Wearables like Glass and Flex could be a $50bn industry in 3 years

The wearables industry could be worth as much as $50bn in just three years time, Credit Suisse has predicted, as gadgets like portable fitness monitors and Glass-style headsets grow in popularity. Core to the likely growth is the prevalence of smartphones, with the finance firm estimating that there are in excess of 250m "installed mobile operating systems" that are capable of acting as a hub to wearables.

In fact, Credit Suisse's report estimates the current wearables market as being worth around $3-5bn already, with it likely to increase tenfold over the next 2-3 years. That pegs the market at between $30bn and $50bn in just a few product cycles.

They're ambitious numbers, more so than industry watchers have pegged previously. Back in January, Juniper Research estimated that the wearables business would grow to 70m devices by 2017, though was also more conservative about its starting point; it would roughly double between now and 2014 to somewhere in the region of $1.5bn, the company claimed.

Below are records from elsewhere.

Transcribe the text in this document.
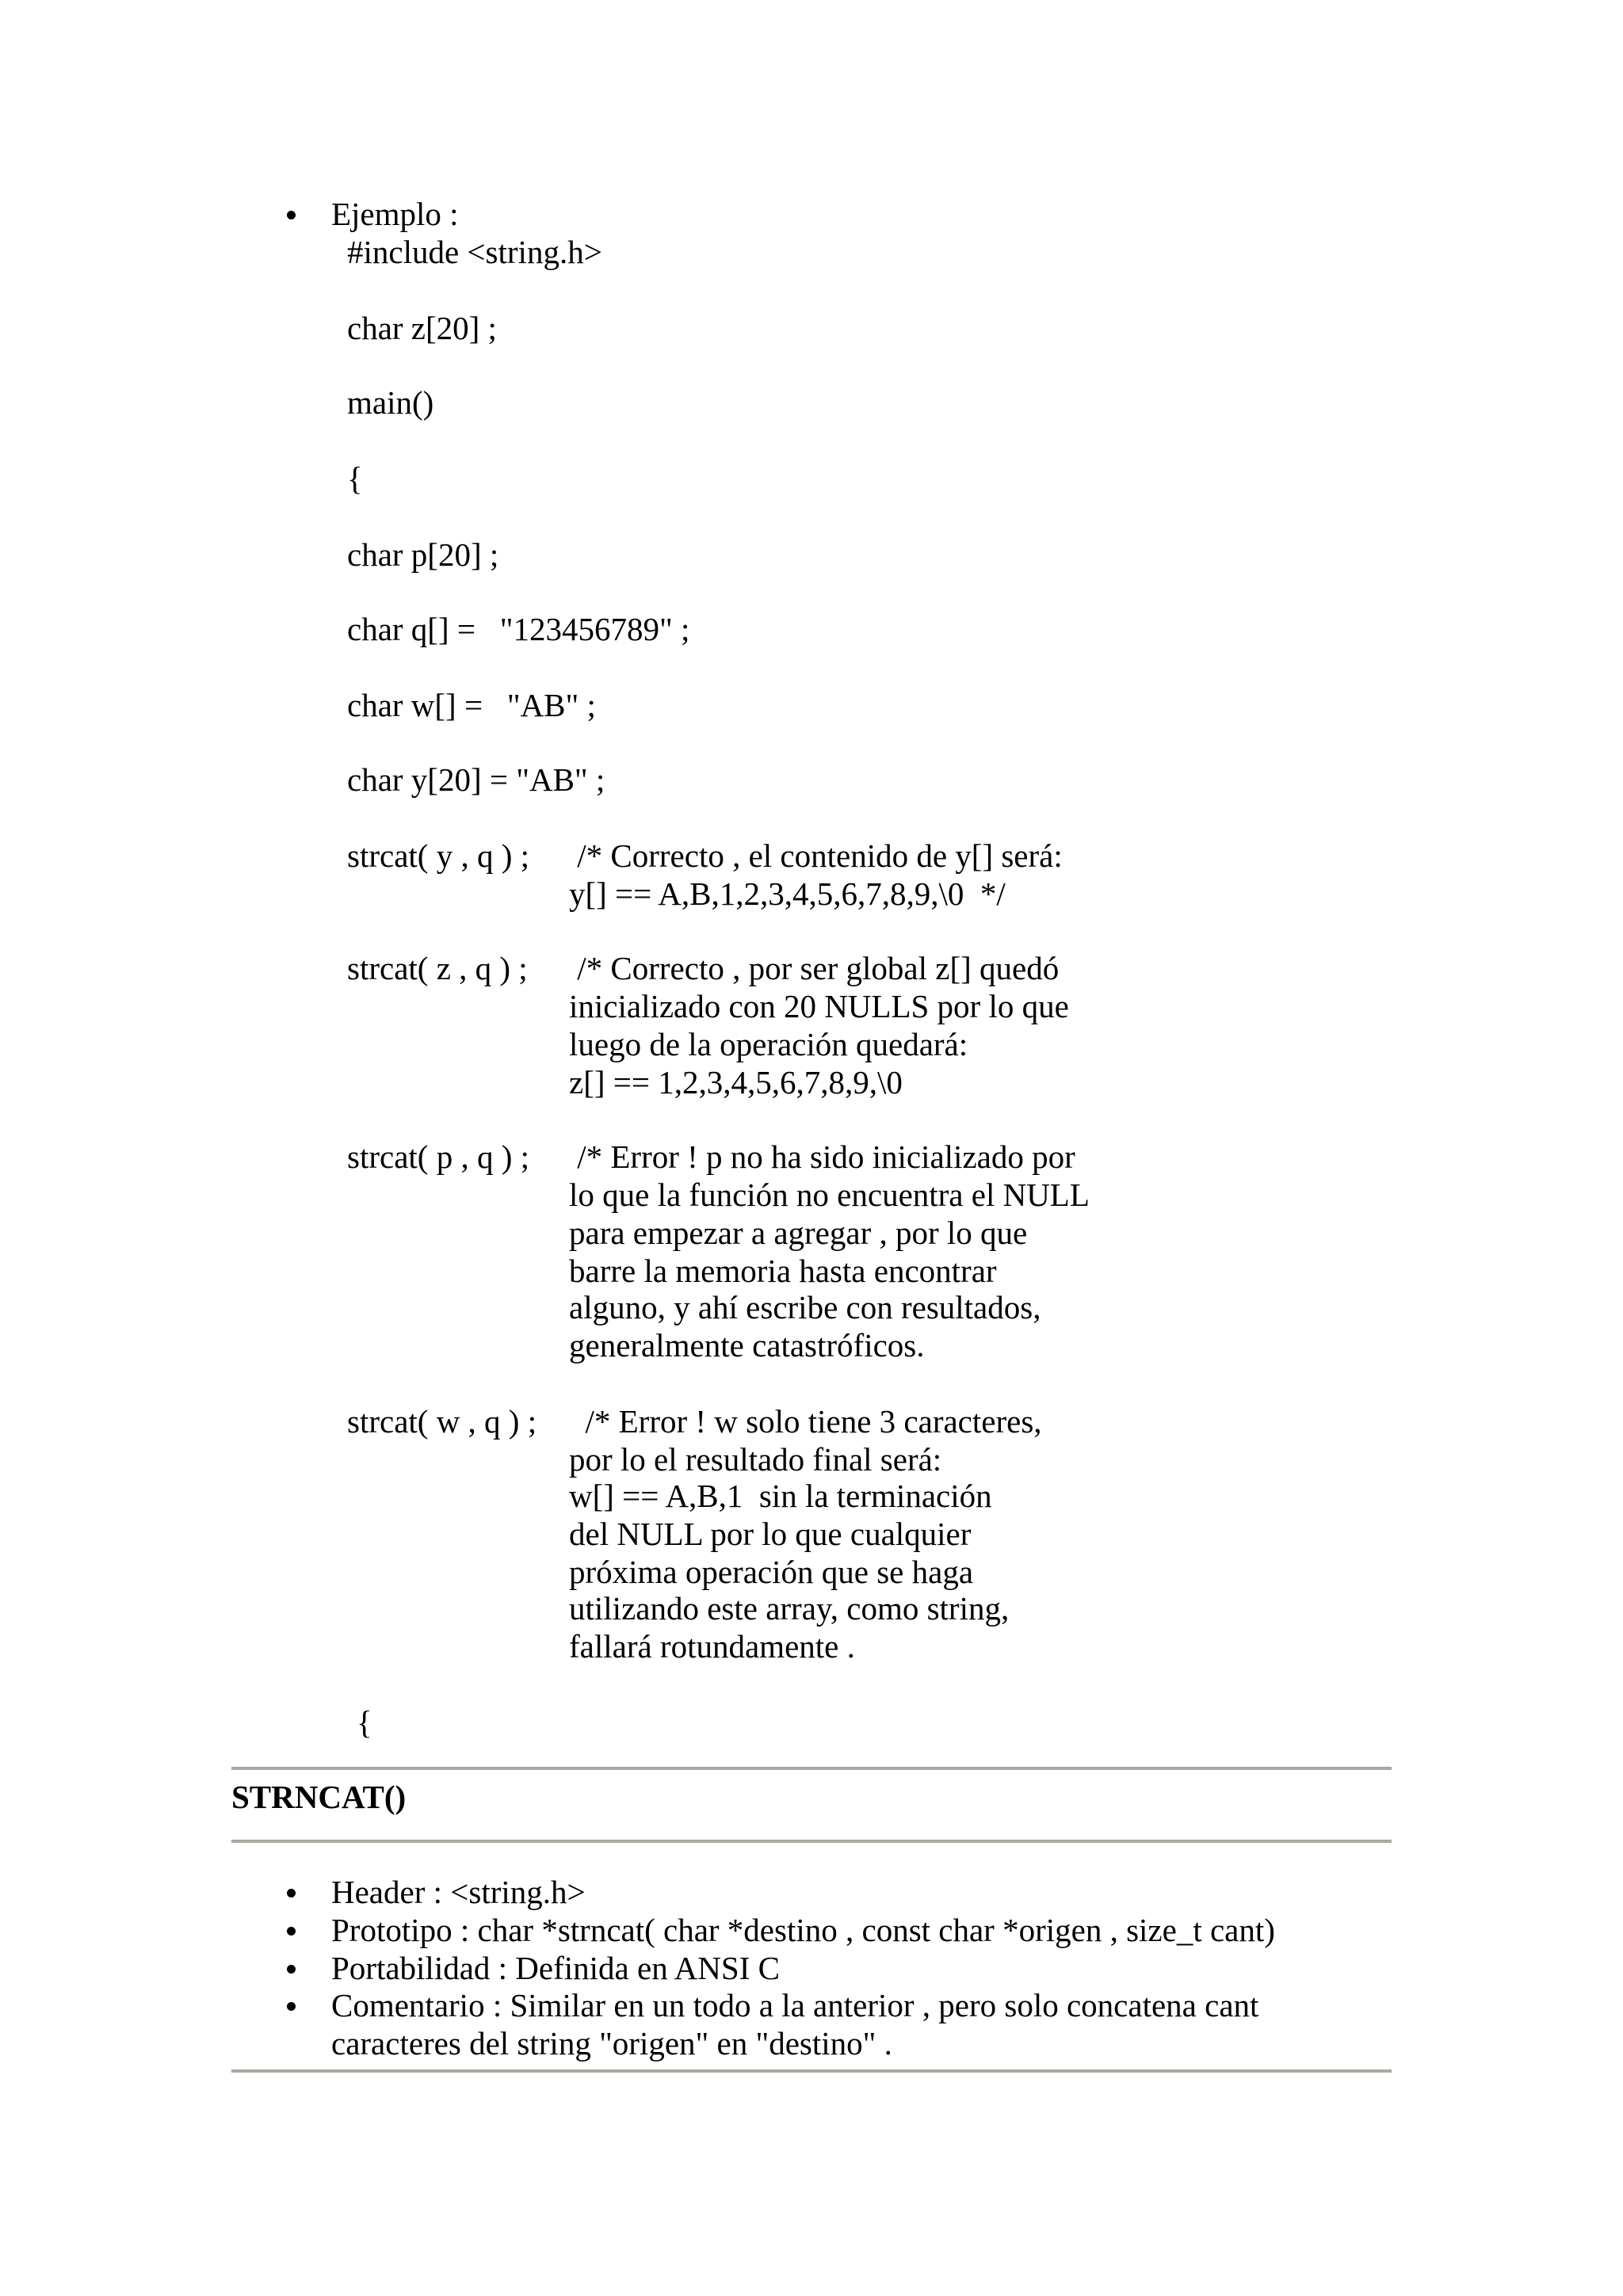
Ejemplo :
#include <string.h>
char z[20] ;
main()
{
char p[20] ;
char q[] =   "123456789" ;
char w[] =   "AB" ;
char y[20] = "AB" ;
strcat( y , q ) ; /* Correcto , el contenido de y[] será:
y[] == A,B,1,2,3,4,5,6,7,8,9,\0  */
strcat( z , q ) ; /* Correcto , por ser global z[] quedó
inicializado con 20 NULLS por lo que
luego de la operación quedará:
z[] == 1,2,3,4,5,6,7,8,9,\0
strcat( p , q ) ; /* Error ! p no ha sido inicializado por
lo que la función no encuentra el NULL
para empezar a agregar , por lo que
barre la memoria hasta encontrar
alguno, y ahí escribe con resultados,
generalmente catastróficos.
strcat( w , q ) ; /* Error ! w solo tiene 3 caracteres,
por lo el resultado final será:
w[] == A,B,1  sin la terminación
del NULL por lo que cualquier
próxima operación que se haga
utilizando este array, como string,
fallará rotundamente .
{
STRNCAT()
Header : <string.h>
Prototipo : char *strncat( char *destino , const char *origen , size_t cant)
Portabilidad : Definida en ANSI C
Comentario : Similar en un todo a la anterior , pero solo concatena cant
caracteres del string "origen" en "destino" .
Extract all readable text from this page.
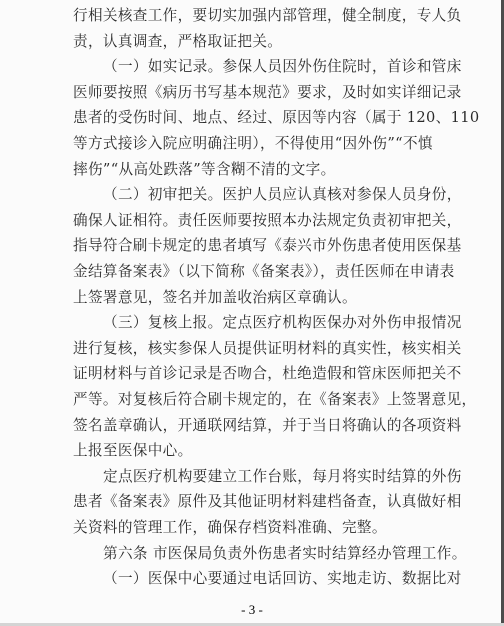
行相关核查工作，要切实加强内部管理，健全制度，专人负
责，认真调查，严格取证把关。
（一）如实记录。参保人员因外伤住院时，首诊和管床
医师要按照《病历书写基本规范》要求，及时如实详细记录
患者的受伤时间、地点、经过、原因等内容（属于 120、110
等方式接诊入院应明确注明），不得使用“因外伤”“不慎
摔伤”“从高处跌落”等含糊不清的文字。
（二）初审把关。医护人员应认真核对参保人员身份，
确保人证相符。责任医师要按照本办法规定负责初审把关，
指导符合刷卡规定的患者填写《泰兴市外伤患者使用医保基
金结算备案表》（以下简称《备案表》），责任医师在申请表
上签署意见，签名并加盖收治病区章确认。
（三）复核上报。定点医疗机构医保办对外伤申报情况
进行复核，核实参保人员提供证明材料的真实性，核实相关
证明材料与首诊记录是否吻合，杜绝造假和管床医师把关不
严等。对复核后符合刷卡规定的，在《备案表》上签署意见，
签名盖章确认，开通联网结算，并于当日将确认的各项资料
上报至医保中心。
定点医疗机构要建立工作台账，每月将实时结算的外伤
患者《备案表》原件及其他证明材料建档备查，认真做好相
关资料的管理工作，确保存档资料准确、完整。
第六条 市医保局负责外伤患者实时结算经办管理工作。
（一）医保中心要通过电话回访、实地走访、数据比对
- 3 -
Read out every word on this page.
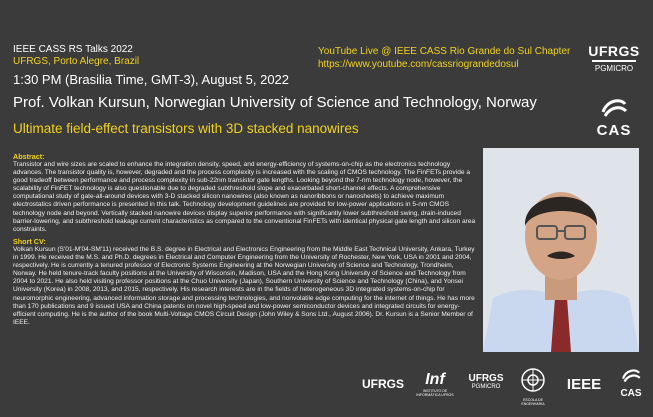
IEEE CASS RS Talks 2022
UFRGS, Porto Alegre, Brazil
1:30 PM (Brasilia Time, GMT-3), August 5, 2022
YouTube Live @ IEEE CASS Rio Grande do Sul Chapter
https://www.youtube.com/cassriograndedosul
Prof. Volkan Kursun, Norwegian University of Science and Technology, Norway
Ultimate field-effect transistors with 3D stacked nanowires
UFRGS
PGMICRO
CAS
Abstract:

Transistor and wire sizes are scaled to enhance the integration density, speed, and energy-efficiency of systems-on-chip as the electronics technology advances. The transistor quality is, however, degraded and the process complexity is increased with the scaling of CMOS technology. The FinFETs provide a good tradeoff between performance and process complexity in sub-22nm transistor gate lengths. Looking beyond the 7-nm technology node, however, the scalability of FinFET technology is also questionable due to degraded subthreshold slope and exacerbated short-channel effects. A comprehensive computational study of gate-all-around devices with 3-D stacked silicon nanowires (also known as nanoribbons or nanosheets) to achieve maximum electrostatics driven performance is presented in this talk. Technology development guidelines are provided for low-power applications in 5-nm CMOS technology node and beyond. Vertically stacked nanowire devices display superior performance with significantly lower subthreshold swing, drain-induced barrier-lowering, and subthreshold leakage current characteristics as compared to the conventional FinFETs with identical physical gate length and silicon area constraints.

Short CV:

Volkan Kursun (S'01-M'04-SM'11) received the B.S. degree in Electrical and Electronics Engineering from the Middle East Technical University, Ankara, Turkey in 1999. He received the M.S. and Ph.D. degrees in Electrical and Computer Engineering from the University of Rochester, New York, USA in 2001 and 2004, respectively. He is currently a tenured professor of Electronic Systems Engineering at the Norwegian University of Science and Technology, Trondheim, Norway. He held tenure-track faculty positions at the University of Wisconsin, Madison, USA and the Hong Kong University of Science and Technology from 2004 to 2021. He also held visiting professor positions at the Chuo University (Japan), Southern University of Science and Technology (China), and Yonsei University (Korea) in 2008, 2013, and 2015, respectively. His research interests are in the fields of heterogeneous 3D integrated systems-on-chip for neuromorphic engineering, advanced information storage and processing technologies, and nonvolatile edge computing for the internet of things. He has more than 170 publications and 9 issued USA and China patents on novel high-speed and low-power semiconductor devices and integrated circuits for energy-efficient computing. He is the author of the book Multi-Voltage CMOS Circuit Design (John Wiley & Sons Ltd., August 2006). Dr. Kursun is a Senior Member of IEEE.

UFRGS	Inf
INSTITUTO DE INFORMÁTICA UFRGS
UFRGS
PGMICRO
ESCOLA DE ENGENHARIA
IEEE
CAS
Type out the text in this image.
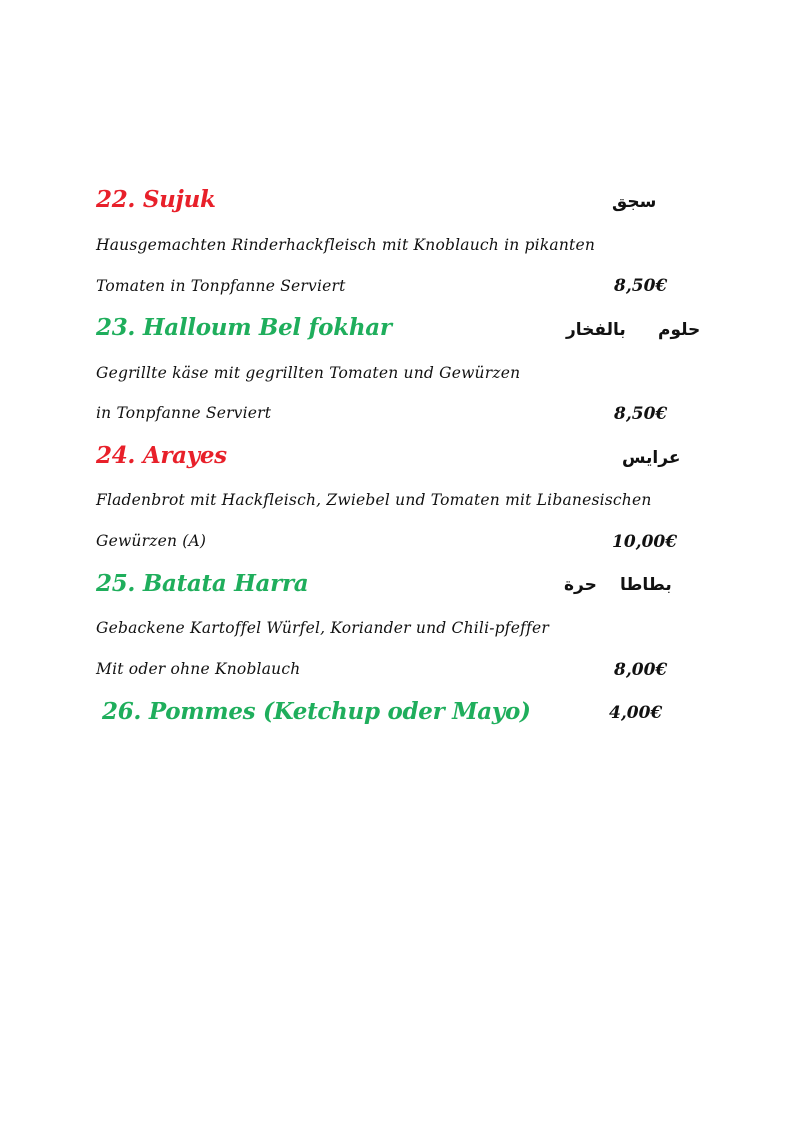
22. Sujuk	سجق
Hausgemachten Rinderhackfleisch mit Knoblauch in pikanten
Tomaten in Tonpfanne Serviert	8,50€
23. Halloum Bel fokhar	حلوم
بالفخار
Gegrillte käse mit gegrillten Tomaten und Gewürzen
in Tonpfanne Serviert	8,50€
24. Arayes	عرايس
Fladenbrot mit Hackfleisch, Zwiebel und Tomaten mit Libanesischen
Gewürzen (A)	10,00€
25. Batata Harra	بطاطا
حرة
Gebackene Kartoffel Würfel, Koriander und Chili-pfeffer
Mit oder ohne Knoblauch	8,00€
26. Pommes (Ketchup oder Mayo)	4,00€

Either way, predictions as to which companies are likely to weigh in over the coming weeks and months show several overlaps. Apple is the hottest potential participant, with Credit Suisse guesstimating an "iWatch" smartwatch could generate as much as $10bn in revenues per year. The smartwatch market at present is made up of only around nine models, the organization points out, with options like the Pebble still yet to make significant inroads into the mass market.

However, wearables will take a little more development until that mass market is ready to embrace them. A significant part of that is battery longevity, both of the wearables themselves, and of the smartphones – whether iOS or Android based, or something else – that will communicate with them. Credit Suisse is hopeful on that point, however, expecting a 2.2x increase in battery power by 2020.

Initially, the big money will be on cheaper fitness-style gadgets, used to track movement exercise. There, the market has coalesced around the roughly $100 price point, a far cry from the $1,500 of Google's Glass Explorer Edition (though the eventual consumer version, tipped for release in 2014, is expected to be considerably more affordable).